Auch die 85jährige Barbara bemerkt die Rollenumkehr: Obwohl sie sich gut mit ihren beiden Töchtern versteht, ist es ein seltsames Gefühl: Plötzlich ist sie nicht mehr die „Wissende“ die „Erfahrene“, die ihren Kindern die Welt erklärt. Nun braucht sie selbst Hilfe. Nach Jahrzehnten der Autonomie.


O-Ton 5 Barbara (0‘28“): 


Ich war ja immer schon alleine, also ohne Mann, und musste immer alles alleine machen und denke: Ich kann alles alleine, und bin froh, dass ich in meinem Alter noch so das kann, was ich so möchte, aber ich sag ja: Ich fühle mich getadelt, und ich hab auch etwas Angst vor Katrin, wenn ich weiß, die kommt: „Hast du auch die Tür zwei Mal abgeschlossen? Hast du auch die Waschmaschinentür aufgelassen?“


Sprecher: 


Wenn alte Eltern erkennen, dass sie manches nicht mehr allein können, tut das erst mal weh. 


Erzählerin:


Dr. Susanne Zank ist Professorin für Rehabilitationswissenschaftliche Gerontologie an der Uni Köln und hat in einer großen repräsentativen Studie die Lebenssituation der Hochbetagten untersucht, also der Menschen über 80. 


O-Ton 6 Susanne Zank (0‘30“): 


Da ist offenbar eine sehr, sehr große Angst davor, wahrzunehmen, dass die eigenen Kräfte geschwunden sind, und das kann man nicht mal so eben ablegen. Und wenn ich 70 Jahre lang völlig selbstständig gelebt habe, und das für mich auch ein großer Wert war und ist, autonom zu sein, selbstständig zu sein, und da kommt dann auf einmal dieses blöde Kind – das ist jetzt zwar auch 60 Jahre alt – und will mir erzählen, was ich zu tun und zu lassen habe!


Sprecher: 


Wenn die alten Eltern zunehmend hilfsbedürftig werden, lassen sie sich ungern etwas sagen.
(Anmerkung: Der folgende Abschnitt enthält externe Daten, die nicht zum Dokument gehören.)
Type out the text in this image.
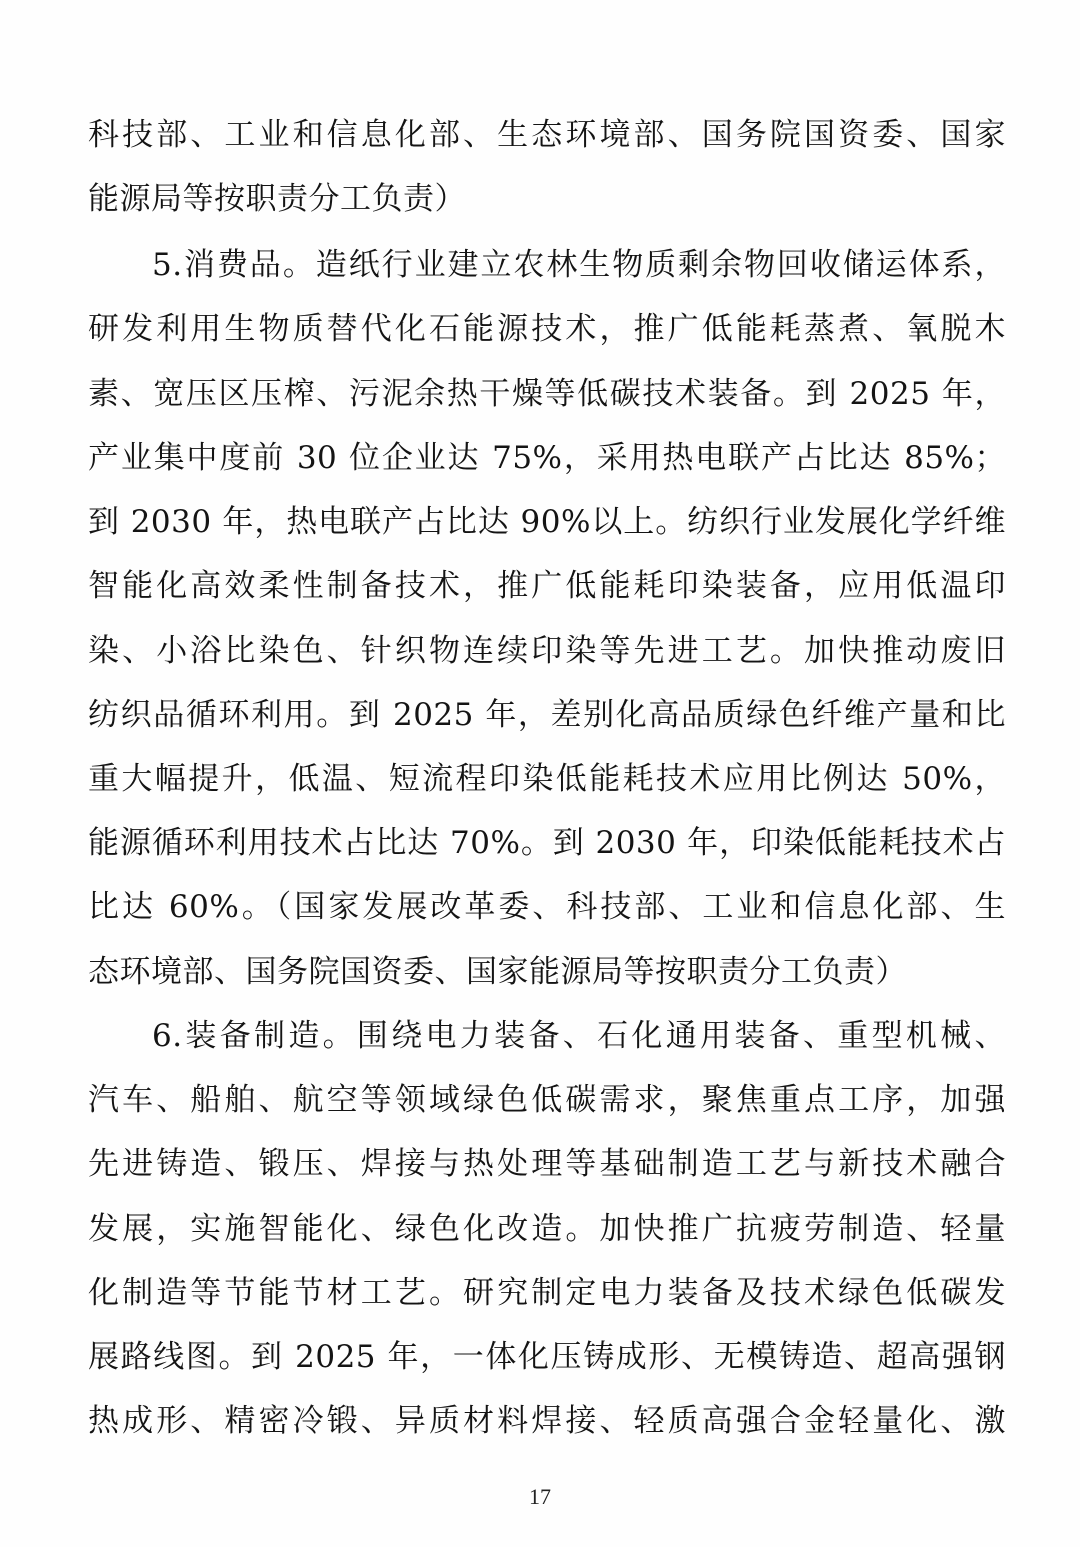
科技部、工业和信息化部、生态环境部、国务院国资委、国家

能源局等按职责分工负责）

5.消费品。造纸行业建立农林生物质剩余物回收储运体系，

研发利用生物质替代化石能源技术，推广低能耗蒸煮、氧脱木

素、宽压区压榨、污泥余热干燥等低碳技术装备。到 2025 年，

产业集中度前 30 位企业达 75%，采用热电联产占比达 85%；

到 2030 年，热电联产占比达 90%以上。纺织行业发展化学纤维

智能化高效柔性制备技术，推广低能耗印染装备，应用低温印

染、小浴比染色、针织物连续印染等先进工艺。加快推动废旧

纺织品循环利用。到 2025 年，差别化高品质绿色纤维产量和比

重大幅提升，低温、短流程印染低能耗技术应用比例达 50%，

能源循环利用技术占比达 70%。到 2030 年，印染低能耗技术占

比达 60%。（国家发展改革委、科技部、工业和信息化部、生

态环境部、国务院国资委、国家能源局等按职责分工负责）

6.装备制造。围绕电力装备、石化通用装备、重型机械、

汽车、船舶、航空等领域绿色低碳需求，聚焦重点工序，加强

先进铸造、锻压、焊接与热处理等基础制造工艺与新技术融合

发展，实施智能化、绿色化改造。加快推广抗疲劳制造、轻量

化制造等节能节材工艺。研究制定电力装备及技术绿色低碳发

展路线图。到 2025 年，一体化压铸成形、无模铸造、超高强钢

热成形、精密冷锻、异质材料焊接、轻质高强合金轻量化、激

17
Von ihren eigenen Kindern oft schon mal gar nicht. 


Erzählerin: 


Das sorgt für Zündstoff, sagt die Psychotherapeutin und Neuropsychologin Prof. Katja Werheid. Vor allem dann, wenn alte Eltern und kümmernde Kinder kein wirklich liebevolles Verhältnis zueinander haben. 


O-Ton 7 Katja Werheid (0‘27“)


Selbst, wenn es Konflikte gibt, selbst wenn die Beziehung nicht so eng ist – trotzdem lässt das Kinder nicht kalt, wenn ihre Eltern gebrechlich werden. Im Gegenteil: Da kommen diese ganzen Fragen von Schuld, warum ich, warum nicht meine Geschwister? Also diese ganzen Geschichten kommen dann wieder hoch; ich bin nicht unbedingt immer dafür, dass man alles geraderaus ansprechen muss. 


Musikzäsur


Erzählerin: 


Johanna hatte ein konfliktbeladenes Verhältnis zu ihren Eltern. Statt Liebe erfuhr sie Strenge, Druck und Härte. Mit 18 verließ sie ihr Elternhaus, ging ins Ausland und zog in eine andere Stadt, etwa 300 Kilometer von ihrem Heimatort entfernt. 


Der Kontakt zu den Eltern war eher spärlich. Als der Vater starb, besuchte sie alle paar Wochen ihre Mutter. Widerwillig.